Naypyidaw: The Myanmar Army has shot dead six detainees at a village school in Rakhine state ‘for trying to grab soldiers’ weapons’.

A spokesman of the Army confirmed the incident, saying those detained were being questioned for links to the rebels of the Arkanan Army, who are ethnic Rakhine Buddhists, the BBC reported on Friday.

More than 30,000 Buddhist civilians have been displaced in the latest fighting between national forces and the rebels, the report said.

While a lot of attention in recent years has been on the exodus of the Muslim Rohingya to Bangladesh, other ethnic minorities also clash frequently with the Myanmar military.

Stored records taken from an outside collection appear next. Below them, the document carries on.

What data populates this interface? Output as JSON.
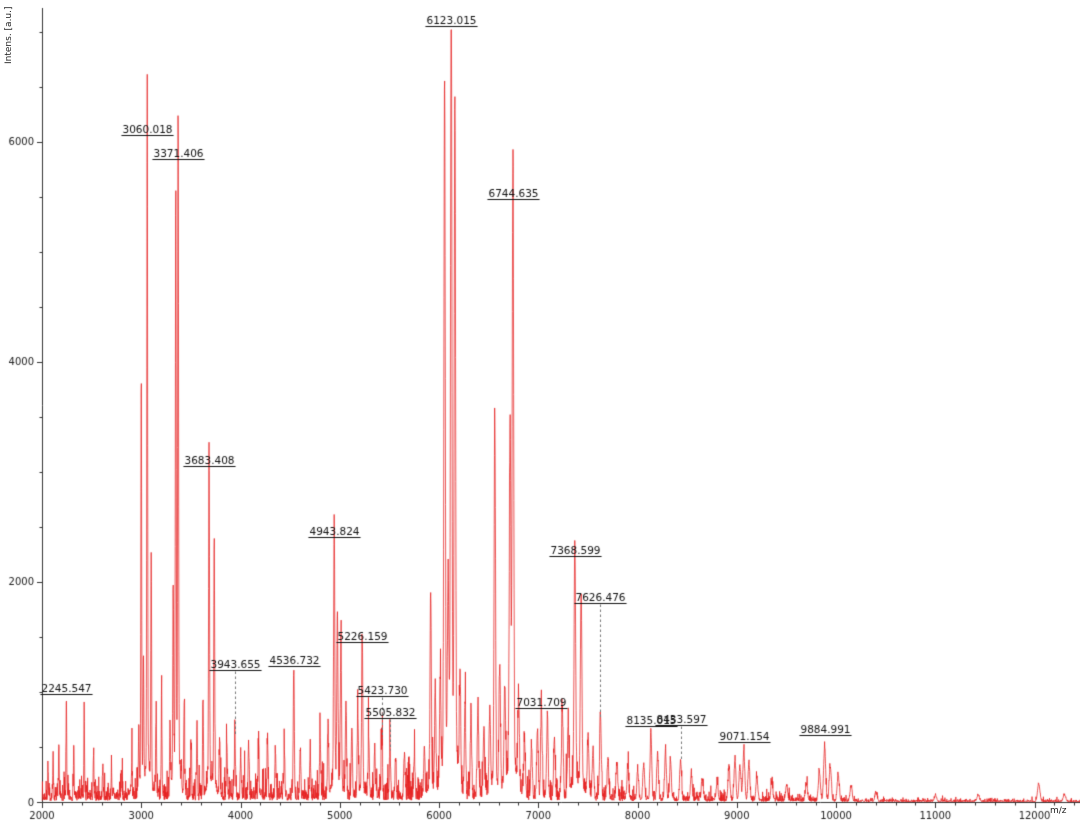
{
  "chart_data": {
    "type": "line",
    "title": "",
    "xlabel": "m/z",
    "ylabel": "Intens. [a.u.]",
    "xlim": [
      2000,
      12458
    ],
    "ylim": [
      0,
      7218
    ],
    "x_major_ticks": [
      2000,
      3000,
      4000,
      5000,
      6000,
      7000,
      8000,
      9000,
      10000,
      11000,
      12000
    ],
    "y_major_ticks": [
      0,
      2000,
      4000,
      6000
    ],
    "x_minor_step": 200,
    "y_minor_step": 500,
    "grid": false,
    "legend": false,
    "line_color": "#e62020",
    "axis_color": "#333333",
    "label_color": "#111111",
    "leader_color": "#777777",
    "noise_seed": 7,
    "peak_sigma": {
      "base": 3,
      "slope": 0.0009
    },
    "noise_base": [
      [
        2000,
        55
      ],
      [
        2800,
        70
      ],
      [
        3000,
        88
      ],
      [
        5000,
        82
      ],
      [
        6000,
        95
      ],
      [
        7500,
        78
      ],
      [
        8000,
        40
      ],
      [
        9000,
        28
      ],
      [
        10000,
        22
      ],
      [
        10300,
        12
      ],
      [
        12458,
        8
      ]
    ],
    "labeled_peaks": [
      {
        "mz": 2245.547,
        "intensity": 930,
        "label": "2245.547"
      },
      {
        "mz": 3060.018,
        "intensity": 6010,
        "label": "3060.018"
      },
      {
        "mz": 3371.406,
        "intensity": 5790,
        "label": "3371.406"
      },
      {
        "mz": 3683.408,
        "intensity": 3000,
        "label": "3683.408"
      },
      {
        "mz": 3943.655,
        "intensity": 590,
        "label": "3943.655",
        "gap": 67
      },
      {
        "mz": 4536.732,
        "intensity": 1180,
        "label": "4536.732"
      },
      {
        "mz": 4943.824,
        "intensity": 2350,
        "label": "4943.824"
      },
      {
        "mz": 5226.159,
        "intensity": 1400,
        "label": "5226.159"
      },
      {
        "mz": 5423.73,
        "intensity": 560,
        "label": "5423.730",
        "gap": 44
      },
      {
        "mz": 5505.832,
        "intensity": 450,
        "label": "5505.832",
        "gap": 34
      },
      {
        "mz": 6123.015,
        "intensity": 7000,
        "label": "6123.015"
      },
      {
        "mz": 6744.635,
        "intensity": 5430,
        "label": "6744.635"
      },
      {
        "mz": 7031.709,
        "intensity": 800,
        "label": "7031.709"
      },
      {
        "mz": 7368.599,
        "intensity": 2180,
        "label": "7368.599"
      },
      {
        "mz": 7626.476,
        "intensity": 750,
        "label": "7626.476",
        "gap": 116
      },
      {
        "mz": 8135.015,
        "intensity": 600,
        "label": "8135.015",
        "gap": 10
      },
      {
        "mz": 8433.597,
        "intensity": 350,
        "label": "8433.597",
        "gap": 38
      },
      {
        "mz": 9071.154,
        "intensity": 450,
        "label": "9071.154",
        "gap": 10
      },
      {
        "mz": 9884.991,
        "intensity": 480,
        "label": "9884.991",
        "gap": 14
      }
    ],
    "unlabeled_peaks": [
      [
        2060,
        300
      ],
      [
        2112,
        430
      ],
      [
        2170,
        520
      ],
      [
        2320,
        500
      ],
      [
        2425,
        800
      ],
      [
        2520,
        380
      ],
      [
        2612,
        300
      ],
      [
        2700,
        270
      ],
      [
        2800,
        260
      ],
      [
        2905,
        330
      ],
      [
        2975,
        520
      ],
      [
        3000,
        3700
      ],
      [
        3022,
        1150
      ],
      [
        3100,
        2050
      ],
      [
        3150,
        720
      ],
      [
        3205,
        800
      ],
      [
        3290,
        650
      ],
      [
        3322,
        1700
      ],
      [
        3348,
        5100
      ],
      [
        3432,
        800
      ],
      [
        3502,
        460
      ],
      [
        3562,
        620
      ],
      [
        3622,
        900
      ],
      [
        3735,
        2200
      ],
      [
        3790,
        520
      ],
      [
        3862,
        430
      ],
      [
        4002,
        390
      ],
      [
        4082,
        460
      ],
      [
        4182,
        390
      ],
      [
        4272,
        530
      ],
      [
        4352,
        410
      ],
      [
        4442,
        390
      ],
      [
        4602,
        430
      ],
      [
        4702,
        390
      ],
      [
        4802,
        530
      ],
      [
        4882,
        620
      ],
      [
        4976,
        1500
      ],
      [
        5012,
        1400
      ],
      [
        5062,
        820
      ],
      [
        5122,
        620
      ],
      [
        5182,
        720
      ],
      [
        5292,
        530
      ],
      [
        5352,
        410
      ],
      [
        5562,
        330
      ],
      [
        5652,
        390
      ],
      [
        5752,
        330
      ],
      [
        5852,
        420
      ],
      [
        5916,
        1800
      ],
      [
        5962,
        920
      ],
      [
        6012,
        930
      ],
      [
        6056,
        6100
      ],
      [
        6092,
        1500
      ],
      [
        6160,
        5850
      ],
      [
        6212,
        1000
      ],
      [
        6262,
        820
      ],
      [
        6322,
        720
      ],
      [
        6392,
        820
      ],
      [
        6452,
        620
      ],
      [
        6512,
        720
      ],
      [
        6562,
        3250
      ],
      [
        6612,
        1100
      ],
      [
        6662,
        920
      ],
      [
        6716,
        3100
      ],
      [
        6802,
        820
      ],
      [
        6862,
        520
      ],
      [
        6932,
        470
      ],
      [
        6992,
        620
      ],
      [
        7092,
        720
      ],
      [
        7162,
        520
      ],
      [
        7242,
        820
      ],
      [
        7302,
        620
      ],
      [
        7432,
        1750
      ],
      [
        7502,
        520
      ],
      [
        7552,
        420
      ],
      [
        7702,
        360
      ],
      [
        7792,
        310
      ],
      [
        7902,
        290
      ],
      [
        8002,
        260
      ],
      [
        8062,
        310
      ],
      [
        8202,
        390
      ],
      [
        8282,
        430
      ],
      [
        8332,
        360
      ],
      [
        8542,
        230
      ],
      [
        8652,
        190
      ],
      [
        8802,
        170
      ],
      [
        8922,
        290
      ],
      [
        8982,
        360
      ],
      [
        9032,
        310
      ],
      [
        9122,
        330
      ],
      [
        9202,
        210
      ],
      [
        9352,
        160
      ],
      [
        9502,
        140
      ],
      [
        9702,
        150
      ],
      [
        9832,
        260
      ],
      [
        9942,
        310
      ],
      [
        10022,
        230
      ],
      [
        10152,
        130
      ],
      [
        10402,
        80
      ],
      [
        11002,
        50
      ],
      [
        11432,
        60
      ],
      [
        12042,
        160
      ],
      [
        12302,
        60
      ]
    ]
  }
}
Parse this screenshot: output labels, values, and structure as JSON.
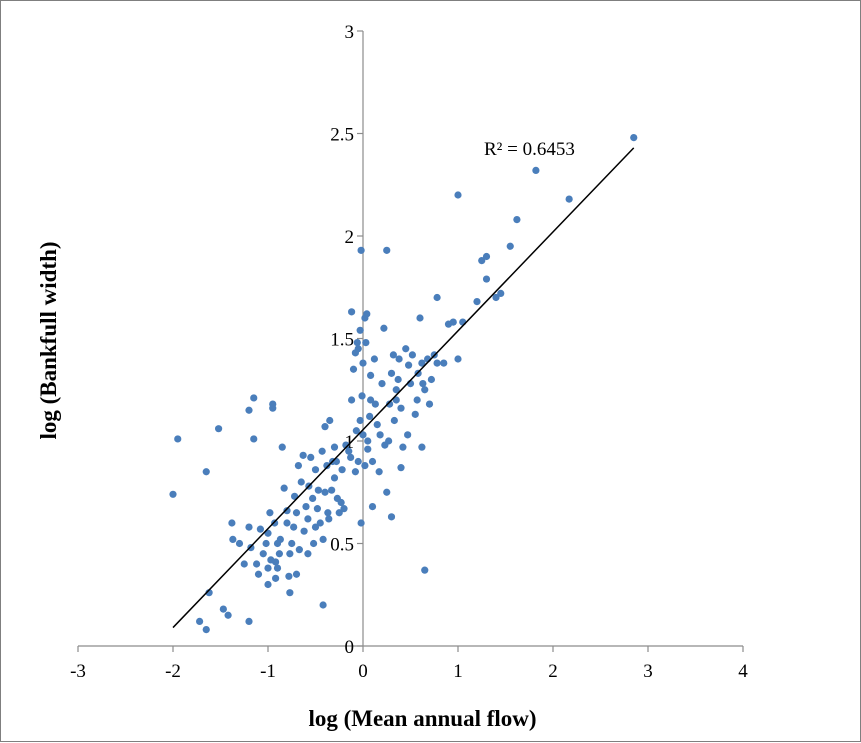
{
  "chart_data": {
    "type": "scatter",
    "title": "",
    "xlabel": "log (Mean annual flow)",
    "ylabel": "log (Bankfull width)",
    "xlim": [
      -3,
      4
    ],
    "ylim": [
      0,
      3
    ],
    "x_ticks": [
      "-3",
      "-2",
      "-1",
      "0",
      "1",
      "2",
      "3",
      "4"
    ],
    "y_ticks": [
      "0",
      "0.5",
      "1",
      "1.5",
      "2",
      "2.5",
      "3"
    ],
    "grid": false,
    "legend": "none",
    "point_color": "#4a7ebb",
    "trendline": {
      "x_start": -2.0,
      "y_start": 0.09,
      "x_end": 2.85,
      "y_end": 2.43,
      "label": "R² = 0.6453"
    },
    "points": [
      [
        -2.0,
        0.74
      ],
      [
        -1.95,
        1.01
      ],
      [
        -1.72,
        0.12
      ],
      [
        -1.65,
        0.08
      ],
      [
        -1.65,
        0.85
      ],
      [
        -1.62,
        0.26
      ],
      [
        -1.52,
        1.06
      ],
      [
        -1.47,
        0.18
      ],
      [
        -1.42,
        0.15
      ],
      [
        -1.38,
        0.6
      ],
      [
        -1.37,
        0.52
      ],
      [
        -1.3,
        0.5
      ],
      [
        -1.25,
        0.4
      ],
      [
        -1.2,
        0.12
      ],
      [
        -1.2,
        0.58
      ],
      [
        -1.2,
        1.15
      ],
      [
        -1.18,
        0.48
      ],
      [
        -1.15,
        1.21
      ],
      [
        -1.15,
        1.01
      ],
      [
        -1.12,
        0.4
      ],
      [
        -1.1,
        0.35
      ],
      [
        -1.08,
        0.57
      ],
      [
        -1.05,
        0.45
      ],
      [
        -1.02,
        0.5
      ],
      [
        -1.0,
        0.3
      ],
      [
        -1.0,
        0.38
      ],
      [
        -1.0,
        0.55
      ],
      [
        -0.98,
        0.65
      ],
      [
        -0.97,
        0.42
      ],
      [
        -0.95,
        1.18
      ],
      [
        -0.95,
        1.16
      ],
      [
        -0.93,
        0.6
      ],
      [
        -0.92,
        0.33
      ],
      [
        -0.92,
        0.41
      ],
      [
        -0.9,
        0.38
      ],
      [
        -0.9,
        0.5
      ],
      [
        -0.88,
        0.45
      ],
      [
        -0.87,
        0.52
      ],
      [
        -0.85,
        0.97
      ],
      [
        -0.83,
        0.77
      ],
      [
        -0.8,
        0.6
      ],
      [
        -0.8,
        0.66
      ],
      [
        -0.78,
        0.34
      ],
      [
        -0.77,
        0.26
      ],
      [
        -0.77,
        0.45
      ],
      [
        -0.75,
        0.5
      ],
      [
        -0.73,
        0.58
      ],
      [
        -0.72,
        0.73
      ],
      [
        -0.7,
        0.35
      ],
      [
        -0.7,
        0.65
      ],
      [
        -0.68,
        0.88
      ],
      [
        -0.67,
        0.47
      ],
      [
        -0.65,
        0.8
      ],
      [
        -0.63,
        0.93
      ],
      [
        -0.62,
        0.56
      ],
      [
        -0.6,
        0.68
      ],
      [
        -0.58,
        0.45
      ],
      [
        -0.58,
        0.62
      ],
      [
        -0.57,
        0.78
      ],
      [
        -0.55,
        0.92
      ],
      [
        -0.53,
        0.72
      ],
      [
        -0.52,
        0.5
      ],
      [
        -0.5,
        0.58
      ],
      [
        -0.5,
        0.86
      ],
      [
        -0.48,
        0.67
      ],
      [
        -0.47,
        0.76
      ],
      [
        -0.45,
        0.6
      ],
      [
        -0.43,
        0.95
      ],
      [
        -0.42,
        0.52
      ],
      [
        -0.42,
        0.2
      ],
      [
        -0.4,
        0.75
      ],
      [
        -0.4,
        1.07
      ],
      [
        -0.38,
        0.88
      ],
      [
        -0.37,
        0.65
      ],
      [
        -0.36,
        0.62
      ],
      [
        -0.35,
        1.1
      ],
      [
        -0.33,
        0.76
      ],
      [
        -0.32,
        0.9
      ],
      [
        -0.3,
        0.97
      ],
      [
        -0.3,
        0.82
      ],
      [
        -0.28,
        0.9
      ],
      [
        -0.27,
        0.72
      ],
      [
        -0.25,
        0.65
      ],
      [
        -0.23,
        0.7
      ],
      [
        -0.22,
        0.86
      ],
      [
        -0.2,
        0.67
      ],
      [
        -0.18,
        0.98
      ],
      [
        -0.15,
        0.95
      ],
      [
        -0.13,
        0.92
      ],
      [
        -0.12,
        1.2
      ],
      [
        -0.12,
        1.63
      ],
      [
        -0.1,
        1.35
      ],
      [
        -0.08,
        0.85
      ],
      [
        -0.08,
        1.43
      ],
      [
        -0.07,
        1.05
      ],
      [
        -0.06,
        1.48
      ],
      [
        -0.05,
        0.9
      ],
      [
        -0.05,
        1.45
      ],
      [
        -0.03,
        1.1
      ],
      [
        -0.03,
        1.54
      ],
      [
        -0.02,
        0.6
      ],
      [
        -0.02,
        1.93
      ],
      [
        -0.01,
        1.22
      ],
      [
        0.0,
        1.38
      ],
      [
        0.0,
        1.03
      ],
      [
        0.02,
        0.88
      ],
      [
        0.02,
        1.6
      ],
      [
        0.03,
        1.48
      ],
      [
        0.04,
        1.62
      ],
      [
        0.05,
        0.96
      ],
      [
        0.05,
        1.0
      ],
      [
        0.07,
        1.12
      ],
      [
        0.08,
        1.2
      ],
      [
        0.08,
        1.32
      ],
      [
        0.1,
        0.68
      ],
      [
        0.1,
        0.9
      ],
      [
        0.12,
        1.4
      ],
      [
        0.13,
        1.18
      ],
      [
        0.15,
        1.08
      ],
      [
        0.17,
        0.85
      ],
      [
        0.18,
        1.03
      ],
      [
        0.2,
        1.28
      ],
      [
        0.22,
        1.55
      ],
      [
        0.23,
        0.98
      ],
      [
        0.25,
        1.93
      ],
      [
        0.25,
        0.75
      ],
      [
        0.27,
        1.0
      ],
      [
        0.28,
        1.18
      ],
      [
        0.3,
        1.33
      ],
      [
        0.3,
        0.63
      ],
      [
        0.32,
        1.42
      ],
      [
        0.33,
        1.1
      ],
      [
        0.35,
        1.25
      ],
      [
        0.35,
        1.2
      ],
      [
        0.37,
        1.3
      ],
      [
        0.38,
        1.4
      ],
      [
        0.4,
        0.87
      ],
      [
        0.4,
        1.16
      ],
      [
        0.42,
        0.97
      ],
      [
        0.45,
        1.45
      ],
      [
        0.47,
        1.03
      ],
      [
        0.48,
        1.37
      ],
      [
        0.5,
        1.28
      ],
      [
        0.52,
        1.42
      ],
      [
        0.55,
        1.13
      ],
      [
        0.57,
        1.2
      ],
      [
        0.58,
        1.33
      ],
      [
        0.6,
        1.6
      ],
      [
        0.62,
        1.38
      ],
      [
        0.62,
        0.97
      ],
      [
        0.63,
        1.28
      ],
      [
        0.65,
        0.37
      ],
      [
        0.65,
        1.25
      ],
      [
        0.68,
        1.4
      ],
      [
        0.7,
        1.18
      ],
      [
        0.72,
        1.3
      ],
      [
        0.75,
        1.42
      ],
      [
        0.78,
        1.7
      ],
      [
        0.78,
        1.38
      ],
      [
        0.85,
        1.38
      ],
      [
        0.9,
        1.57
      ],
      [
        0.95,
        1.58
      ],
      [
        1.0,
        1.4
      ],
      [
        1.0,
        2.2
      ],
      [
        1.05,
        1.58
      ],
      [
        1.2,
        1.68
      ],
      [
        1.25,
        1.88
      ],
      [
        1.3,
        1.79
      ],
      [
        1.3,
        1.9
      ],
      [
        1.4,
        1.7
      ],
      [
        1.45,
        1.72
      ],
      [
        1.55,
        1.95
      ],
      [
        1.62,
        2.08
      ],
      [
        1.82,
        2.32
      ],
      [
        2.17,
        2.18
      ],
      [
        2.85,
        2.48
      ]
    ]
  }
}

Journalists and most aid agencies are banned from northern Rakhine and it is not clear what exactly happened on Thursday morning, according to the BBC. The impoverished state of Rakhine in western Myanmar has seen years of fighting and unrest.

According to Army spokesman Brigadier General Zaw Min Tun, shots were fired early Thursday when the detainees tried to ‘attack the security forces’. He claimed soldiers had no option but to shoot.

Since 2016, Rakhine has also seen the exodus of hundreds of thousands of Rohingya Muslims. The UN believes the Myanmar Army may have committed war crimes against the Rohingya — a charge it denies.

The Myanmar government and military, however, had rejected the conclusions of a special UN commission, which said in a report last year that the military campaign — which killed an undetermined number of Rohingya and forced the exodus of over 738,000 members of the community to Bangladesh — showed elements of genocide and ethnic cleansing.